MUSIC REVIEWS FROM THE HEART OF TORONTO

THE DEAD WEATHER: DODGE AND BURN


The world envisioned on Dodge and Burn, the third long-player in The Dead Weather's discography, is inhabited by murders, adulterers, crooked cops and rough detectives. It is a bleak place, and is definitely not characterized by happy endings, or at least not in the traditional sense. It is without a doubt the most fully realized Dead Weather release to date, and is indeed the closest thing to a concept album that Jack White has ever been associated with.


The album opens with lead-off single, "I Feel Love (Every Million Miles)", casting vocalist Alison Mosshart against a bleak desert landscape, aimlessly drifting in search of questions to answers unbeknownst to the listener, as Mosshart pleads: "What does the blacktop know, that I have not cracked with my mind?". The scene shifts to The Dead Weather's home state of Tennesse on "Buzzkill(er)", once again depicting Mosshart on the move and leading a nomadic, amoral existence under the watchful gaze of the Good Lord, who she shrugs off as she carries on her way. 


The first major plot development in the narrative arc of Dodge and Burn takes place over the course of "Let Me In" and "Three Dollar Hat", which collectively detail the arrival of a loathsome character named Jackie Lee, who subsequently tries to murder a man named Johnny. By the end of "Three Dollar Hat," Jackie Lee has been sentenced to death and hung, with his severed hands left on the butcher's block as a warning to any potential outlaws still roaming the land.


The album's centrepiece, "Rough Detective," details the interrogation presumably associated with the Jackie Lee case, and features some of the strongest vocal interplay between Mosshart and White found on the album. Shady interrogation tactics abound, with White asserting: "I'll make you retell your story now just to trip you up." The song's chorus, "Don't make me run, baby" presumes inherent guilt on the part of the suspect, and thus the plot thickens.


The album's second half is ultimately less plot-driven than the A-side, but nonetheless remains faithfully thematically focussed on the seedy characters that inhabit the world of Dodge and Burn. On "Mile Markers", Mosshart prophetically asserts: "I'd really like to see you when you finish out your sentence, dear soul mate behind stripes and stars." Immediately this lyric recalls Jack White's standout Blunderbuss track "Hip (Eponymous) Poor Boy," which similarly claims to "let the stripes unfurl," a lyric that White claims to be about the dissolution of the American dream, and not his former band The White Stripes.


While it was earlier argued that there are no happy endings on Dodge and Burn, there is nonetheless a great deal of resolution on the album's closing song, "Impossible Winner." Featuring Mosshart's lead vocal accompanied by piano and a string quartet,  the song is like nothing else in The Dead Weather's discography.

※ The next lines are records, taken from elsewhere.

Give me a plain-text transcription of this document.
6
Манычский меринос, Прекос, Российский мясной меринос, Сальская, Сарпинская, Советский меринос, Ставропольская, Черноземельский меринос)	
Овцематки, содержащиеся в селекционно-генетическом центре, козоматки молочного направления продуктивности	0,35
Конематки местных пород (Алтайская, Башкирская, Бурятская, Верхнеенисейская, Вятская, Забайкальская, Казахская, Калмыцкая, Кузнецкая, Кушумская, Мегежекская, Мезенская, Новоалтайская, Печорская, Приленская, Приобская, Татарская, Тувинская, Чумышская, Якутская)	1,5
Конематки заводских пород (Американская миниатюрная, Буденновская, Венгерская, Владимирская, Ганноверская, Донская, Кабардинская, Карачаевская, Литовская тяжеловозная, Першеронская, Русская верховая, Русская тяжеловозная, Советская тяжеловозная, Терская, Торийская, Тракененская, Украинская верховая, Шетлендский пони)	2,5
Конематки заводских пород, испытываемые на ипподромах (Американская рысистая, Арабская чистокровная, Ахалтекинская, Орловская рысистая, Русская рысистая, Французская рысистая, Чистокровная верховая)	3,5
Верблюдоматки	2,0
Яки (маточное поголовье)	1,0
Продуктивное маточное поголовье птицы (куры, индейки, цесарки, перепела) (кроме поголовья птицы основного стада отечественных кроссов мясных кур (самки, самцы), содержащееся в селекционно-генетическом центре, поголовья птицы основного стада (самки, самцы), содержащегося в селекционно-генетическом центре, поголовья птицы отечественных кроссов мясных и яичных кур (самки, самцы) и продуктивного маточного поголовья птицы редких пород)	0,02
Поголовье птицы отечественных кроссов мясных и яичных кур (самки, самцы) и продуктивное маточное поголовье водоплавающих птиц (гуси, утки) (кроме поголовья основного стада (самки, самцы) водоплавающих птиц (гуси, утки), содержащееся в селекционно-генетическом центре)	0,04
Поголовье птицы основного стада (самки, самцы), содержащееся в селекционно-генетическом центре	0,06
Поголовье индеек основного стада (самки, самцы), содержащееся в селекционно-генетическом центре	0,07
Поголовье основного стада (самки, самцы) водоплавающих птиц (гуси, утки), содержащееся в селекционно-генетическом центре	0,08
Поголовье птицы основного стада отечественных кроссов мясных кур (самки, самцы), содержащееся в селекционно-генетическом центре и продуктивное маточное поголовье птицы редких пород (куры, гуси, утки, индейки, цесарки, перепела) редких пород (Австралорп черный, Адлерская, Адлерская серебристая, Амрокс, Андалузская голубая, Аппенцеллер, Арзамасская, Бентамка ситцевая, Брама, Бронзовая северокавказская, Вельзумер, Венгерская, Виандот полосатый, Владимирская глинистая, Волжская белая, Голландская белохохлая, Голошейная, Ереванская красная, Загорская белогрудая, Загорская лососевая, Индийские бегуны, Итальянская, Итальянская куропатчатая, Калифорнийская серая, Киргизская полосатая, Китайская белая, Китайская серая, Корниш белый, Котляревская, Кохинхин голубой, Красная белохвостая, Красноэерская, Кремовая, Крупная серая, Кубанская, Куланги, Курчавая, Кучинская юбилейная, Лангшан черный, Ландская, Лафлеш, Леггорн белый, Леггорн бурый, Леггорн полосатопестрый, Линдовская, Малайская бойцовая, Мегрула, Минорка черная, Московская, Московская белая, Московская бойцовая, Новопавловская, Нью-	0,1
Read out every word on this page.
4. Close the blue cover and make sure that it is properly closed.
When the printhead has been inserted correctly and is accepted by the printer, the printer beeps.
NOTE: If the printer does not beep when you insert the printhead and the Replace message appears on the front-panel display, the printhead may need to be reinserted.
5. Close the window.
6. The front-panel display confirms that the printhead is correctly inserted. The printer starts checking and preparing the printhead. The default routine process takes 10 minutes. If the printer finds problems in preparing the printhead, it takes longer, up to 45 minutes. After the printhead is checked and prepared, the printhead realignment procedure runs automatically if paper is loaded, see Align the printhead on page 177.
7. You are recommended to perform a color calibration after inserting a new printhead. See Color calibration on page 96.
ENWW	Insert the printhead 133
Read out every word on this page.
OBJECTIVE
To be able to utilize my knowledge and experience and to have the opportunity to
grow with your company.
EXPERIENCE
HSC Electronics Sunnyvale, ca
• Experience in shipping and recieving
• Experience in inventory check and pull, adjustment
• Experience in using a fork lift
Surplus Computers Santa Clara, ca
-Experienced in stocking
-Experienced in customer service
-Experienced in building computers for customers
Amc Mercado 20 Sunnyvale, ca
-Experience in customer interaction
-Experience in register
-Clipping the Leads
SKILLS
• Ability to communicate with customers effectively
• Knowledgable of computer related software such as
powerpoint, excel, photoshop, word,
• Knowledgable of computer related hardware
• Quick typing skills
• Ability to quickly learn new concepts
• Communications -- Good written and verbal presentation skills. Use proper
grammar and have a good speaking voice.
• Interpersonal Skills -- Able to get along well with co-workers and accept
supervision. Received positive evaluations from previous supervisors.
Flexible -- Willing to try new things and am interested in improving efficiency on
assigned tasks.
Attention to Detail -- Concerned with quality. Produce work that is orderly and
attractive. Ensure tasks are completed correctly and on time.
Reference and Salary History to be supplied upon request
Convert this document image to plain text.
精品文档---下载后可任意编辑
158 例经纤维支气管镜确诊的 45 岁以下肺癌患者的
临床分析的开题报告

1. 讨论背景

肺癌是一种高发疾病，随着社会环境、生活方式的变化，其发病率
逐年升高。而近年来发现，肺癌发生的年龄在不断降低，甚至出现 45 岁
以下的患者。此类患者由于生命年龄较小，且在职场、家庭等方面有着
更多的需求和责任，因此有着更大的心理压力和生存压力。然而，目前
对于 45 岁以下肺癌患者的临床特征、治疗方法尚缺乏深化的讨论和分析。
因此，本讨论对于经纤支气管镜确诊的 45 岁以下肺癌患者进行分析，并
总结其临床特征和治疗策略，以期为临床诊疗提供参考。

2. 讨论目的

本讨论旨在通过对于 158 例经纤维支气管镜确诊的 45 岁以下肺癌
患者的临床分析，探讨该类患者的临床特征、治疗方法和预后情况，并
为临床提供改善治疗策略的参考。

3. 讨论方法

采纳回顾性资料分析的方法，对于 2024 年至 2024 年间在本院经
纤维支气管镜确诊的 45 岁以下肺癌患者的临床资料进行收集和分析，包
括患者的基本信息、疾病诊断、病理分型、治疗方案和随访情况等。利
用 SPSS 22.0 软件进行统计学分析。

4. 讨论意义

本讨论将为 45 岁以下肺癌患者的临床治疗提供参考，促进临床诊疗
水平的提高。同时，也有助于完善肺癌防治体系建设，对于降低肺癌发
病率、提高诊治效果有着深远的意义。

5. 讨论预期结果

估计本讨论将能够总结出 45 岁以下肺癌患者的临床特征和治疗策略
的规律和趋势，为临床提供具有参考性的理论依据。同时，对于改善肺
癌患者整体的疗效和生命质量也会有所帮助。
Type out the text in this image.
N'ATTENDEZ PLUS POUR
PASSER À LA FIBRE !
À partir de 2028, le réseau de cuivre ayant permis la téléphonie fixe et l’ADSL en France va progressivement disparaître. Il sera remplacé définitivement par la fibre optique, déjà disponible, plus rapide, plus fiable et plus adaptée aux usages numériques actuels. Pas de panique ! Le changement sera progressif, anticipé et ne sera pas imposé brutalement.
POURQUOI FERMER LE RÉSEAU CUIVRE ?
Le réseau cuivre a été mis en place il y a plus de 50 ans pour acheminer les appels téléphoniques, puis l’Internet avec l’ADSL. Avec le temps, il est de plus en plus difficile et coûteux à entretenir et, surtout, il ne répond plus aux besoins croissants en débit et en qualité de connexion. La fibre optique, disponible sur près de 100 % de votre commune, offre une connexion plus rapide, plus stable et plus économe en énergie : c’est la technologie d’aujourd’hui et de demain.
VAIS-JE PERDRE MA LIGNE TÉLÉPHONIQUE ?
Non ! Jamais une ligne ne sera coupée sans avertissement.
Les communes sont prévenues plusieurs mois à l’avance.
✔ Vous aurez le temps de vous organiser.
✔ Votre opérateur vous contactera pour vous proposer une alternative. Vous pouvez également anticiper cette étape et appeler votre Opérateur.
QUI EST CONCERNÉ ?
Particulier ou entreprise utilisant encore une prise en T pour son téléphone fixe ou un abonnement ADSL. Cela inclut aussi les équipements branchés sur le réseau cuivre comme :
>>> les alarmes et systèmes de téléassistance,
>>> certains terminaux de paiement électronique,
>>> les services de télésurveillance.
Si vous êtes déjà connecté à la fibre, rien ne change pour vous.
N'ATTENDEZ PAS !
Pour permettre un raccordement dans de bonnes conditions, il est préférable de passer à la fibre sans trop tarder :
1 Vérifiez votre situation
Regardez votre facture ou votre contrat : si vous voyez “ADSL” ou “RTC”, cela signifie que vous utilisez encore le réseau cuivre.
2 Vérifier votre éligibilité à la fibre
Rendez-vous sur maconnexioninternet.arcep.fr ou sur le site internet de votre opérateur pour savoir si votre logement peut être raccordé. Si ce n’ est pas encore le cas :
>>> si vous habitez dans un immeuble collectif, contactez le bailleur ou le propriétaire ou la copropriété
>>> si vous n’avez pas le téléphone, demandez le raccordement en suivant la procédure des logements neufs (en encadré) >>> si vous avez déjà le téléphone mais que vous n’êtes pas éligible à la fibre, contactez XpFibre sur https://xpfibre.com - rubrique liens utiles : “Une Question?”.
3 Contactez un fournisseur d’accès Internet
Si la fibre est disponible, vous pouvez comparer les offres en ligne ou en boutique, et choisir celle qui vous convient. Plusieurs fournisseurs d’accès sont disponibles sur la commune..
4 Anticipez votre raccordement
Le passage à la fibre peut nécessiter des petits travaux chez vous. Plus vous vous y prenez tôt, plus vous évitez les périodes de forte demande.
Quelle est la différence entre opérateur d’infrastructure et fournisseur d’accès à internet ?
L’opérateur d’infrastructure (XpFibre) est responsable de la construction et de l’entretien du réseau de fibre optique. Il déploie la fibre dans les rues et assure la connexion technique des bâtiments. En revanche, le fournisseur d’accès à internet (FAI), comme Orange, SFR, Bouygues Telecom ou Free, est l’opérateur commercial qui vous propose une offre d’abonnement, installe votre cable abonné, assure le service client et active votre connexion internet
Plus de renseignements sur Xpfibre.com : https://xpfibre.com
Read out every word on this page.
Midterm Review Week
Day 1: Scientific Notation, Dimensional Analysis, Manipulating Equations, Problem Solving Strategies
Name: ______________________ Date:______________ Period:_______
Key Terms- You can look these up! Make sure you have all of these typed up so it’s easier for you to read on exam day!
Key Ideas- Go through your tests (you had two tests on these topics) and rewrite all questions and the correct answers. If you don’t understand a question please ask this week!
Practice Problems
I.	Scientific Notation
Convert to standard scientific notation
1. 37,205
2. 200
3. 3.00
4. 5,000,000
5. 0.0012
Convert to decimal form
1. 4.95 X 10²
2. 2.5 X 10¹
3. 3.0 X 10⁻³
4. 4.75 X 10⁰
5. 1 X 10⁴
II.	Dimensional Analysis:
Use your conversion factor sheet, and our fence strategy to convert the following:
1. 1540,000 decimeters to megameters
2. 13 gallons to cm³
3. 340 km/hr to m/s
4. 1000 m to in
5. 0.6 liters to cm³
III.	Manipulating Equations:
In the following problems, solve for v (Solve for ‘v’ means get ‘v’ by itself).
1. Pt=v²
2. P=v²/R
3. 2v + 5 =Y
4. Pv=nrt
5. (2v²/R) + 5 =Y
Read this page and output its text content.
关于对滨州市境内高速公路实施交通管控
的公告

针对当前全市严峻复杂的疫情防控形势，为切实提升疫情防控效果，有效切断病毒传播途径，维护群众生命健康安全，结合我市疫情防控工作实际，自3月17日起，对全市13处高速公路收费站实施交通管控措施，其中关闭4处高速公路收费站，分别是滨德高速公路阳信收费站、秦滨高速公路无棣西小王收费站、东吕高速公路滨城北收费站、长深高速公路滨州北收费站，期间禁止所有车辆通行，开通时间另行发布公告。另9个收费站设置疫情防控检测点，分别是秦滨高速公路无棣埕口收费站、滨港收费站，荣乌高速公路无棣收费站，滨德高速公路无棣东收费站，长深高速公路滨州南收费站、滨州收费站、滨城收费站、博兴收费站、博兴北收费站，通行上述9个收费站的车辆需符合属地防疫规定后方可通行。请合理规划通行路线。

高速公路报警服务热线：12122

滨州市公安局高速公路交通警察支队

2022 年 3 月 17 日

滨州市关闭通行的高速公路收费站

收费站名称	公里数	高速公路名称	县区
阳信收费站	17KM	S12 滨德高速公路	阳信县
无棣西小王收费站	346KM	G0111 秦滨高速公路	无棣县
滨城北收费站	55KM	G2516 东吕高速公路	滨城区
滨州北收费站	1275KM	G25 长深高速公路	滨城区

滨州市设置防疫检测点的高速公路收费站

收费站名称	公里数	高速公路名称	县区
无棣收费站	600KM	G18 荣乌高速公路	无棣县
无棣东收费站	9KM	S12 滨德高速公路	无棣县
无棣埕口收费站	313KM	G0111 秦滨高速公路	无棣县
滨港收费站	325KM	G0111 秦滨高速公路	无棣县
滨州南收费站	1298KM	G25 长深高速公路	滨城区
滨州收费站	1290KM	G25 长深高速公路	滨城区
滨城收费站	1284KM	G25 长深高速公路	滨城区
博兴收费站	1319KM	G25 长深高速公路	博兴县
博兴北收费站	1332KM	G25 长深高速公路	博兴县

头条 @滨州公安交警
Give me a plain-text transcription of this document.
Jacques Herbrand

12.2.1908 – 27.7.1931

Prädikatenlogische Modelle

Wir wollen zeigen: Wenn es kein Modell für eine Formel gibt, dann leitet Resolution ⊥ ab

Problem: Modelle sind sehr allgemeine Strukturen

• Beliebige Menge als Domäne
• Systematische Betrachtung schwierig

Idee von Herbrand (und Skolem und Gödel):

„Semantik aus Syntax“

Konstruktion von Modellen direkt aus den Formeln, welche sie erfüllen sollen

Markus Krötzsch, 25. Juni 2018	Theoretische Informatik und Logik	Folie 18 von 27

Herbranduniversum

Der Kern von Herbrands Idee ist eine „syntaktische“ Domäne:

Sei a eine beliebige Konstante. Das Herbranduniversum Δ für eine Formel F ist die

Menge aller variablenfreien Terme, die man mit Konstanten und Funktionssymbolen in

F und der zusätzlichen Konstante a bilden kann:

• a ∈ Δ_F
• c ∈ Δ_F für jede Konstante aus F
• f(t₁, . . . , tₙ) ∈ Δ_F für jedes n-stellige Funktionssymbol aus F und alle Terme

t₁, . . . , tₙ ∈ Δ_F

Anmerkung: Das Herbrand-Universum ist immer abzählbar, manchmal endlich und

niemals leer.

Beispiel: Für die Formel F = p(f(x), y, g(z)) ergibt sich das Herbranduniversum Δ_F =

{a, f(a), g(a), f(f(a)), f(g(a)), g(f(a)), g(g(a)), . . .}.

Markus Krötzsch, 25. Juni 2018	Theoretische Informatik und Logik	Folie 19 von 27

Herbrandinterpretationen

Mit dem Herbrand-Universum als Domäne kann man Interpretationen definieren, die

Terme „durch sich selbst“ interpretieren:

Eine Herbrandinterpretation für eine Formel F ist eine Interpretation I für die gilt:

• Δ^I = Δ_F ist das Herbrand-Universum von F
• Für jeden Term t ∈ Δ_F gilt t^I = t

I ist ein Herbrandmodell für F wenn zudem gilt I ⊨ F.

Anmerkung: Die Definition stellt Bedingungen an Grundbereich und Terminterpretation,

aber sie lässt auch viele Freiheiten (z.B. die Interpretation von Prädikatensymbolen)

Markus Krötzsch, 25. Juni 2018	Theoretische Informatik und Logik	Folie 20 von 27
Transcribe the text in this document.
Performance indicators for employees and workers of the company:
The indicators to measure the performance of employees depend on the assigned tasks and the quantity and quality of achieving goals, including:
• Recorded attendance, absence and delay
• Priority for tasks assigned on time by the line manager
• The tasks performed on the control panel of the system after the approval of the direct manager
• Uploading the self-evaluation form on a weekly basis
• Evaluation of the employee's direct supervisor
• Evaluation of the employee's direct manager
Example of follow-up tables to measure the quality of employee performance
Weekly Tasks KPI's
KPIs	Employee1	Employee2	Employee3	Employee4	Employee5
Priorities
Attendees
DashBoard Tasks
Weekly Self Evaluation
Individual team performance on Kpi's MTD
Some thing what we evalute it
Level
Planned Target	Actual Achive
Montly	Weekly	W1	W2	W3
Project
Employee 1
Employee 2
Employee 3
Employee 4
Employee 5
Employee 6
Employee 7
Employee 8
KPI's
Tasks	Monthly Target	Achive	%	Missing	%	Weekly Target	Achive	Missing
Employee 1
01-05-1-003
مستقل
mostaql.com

Easily the album's highlight, Mosshart answers some of her own questions from "I Feel Love (Every Million Miles", ultimately realizing that "I am the desert sun, the ever endless sea. Not a drop of blue or white is where it shouldn't be." In short, if the world of Dodge and Burn is bleak and violent, "Impossible Winner" is the proof that there is indeed light at the end of the tunnel.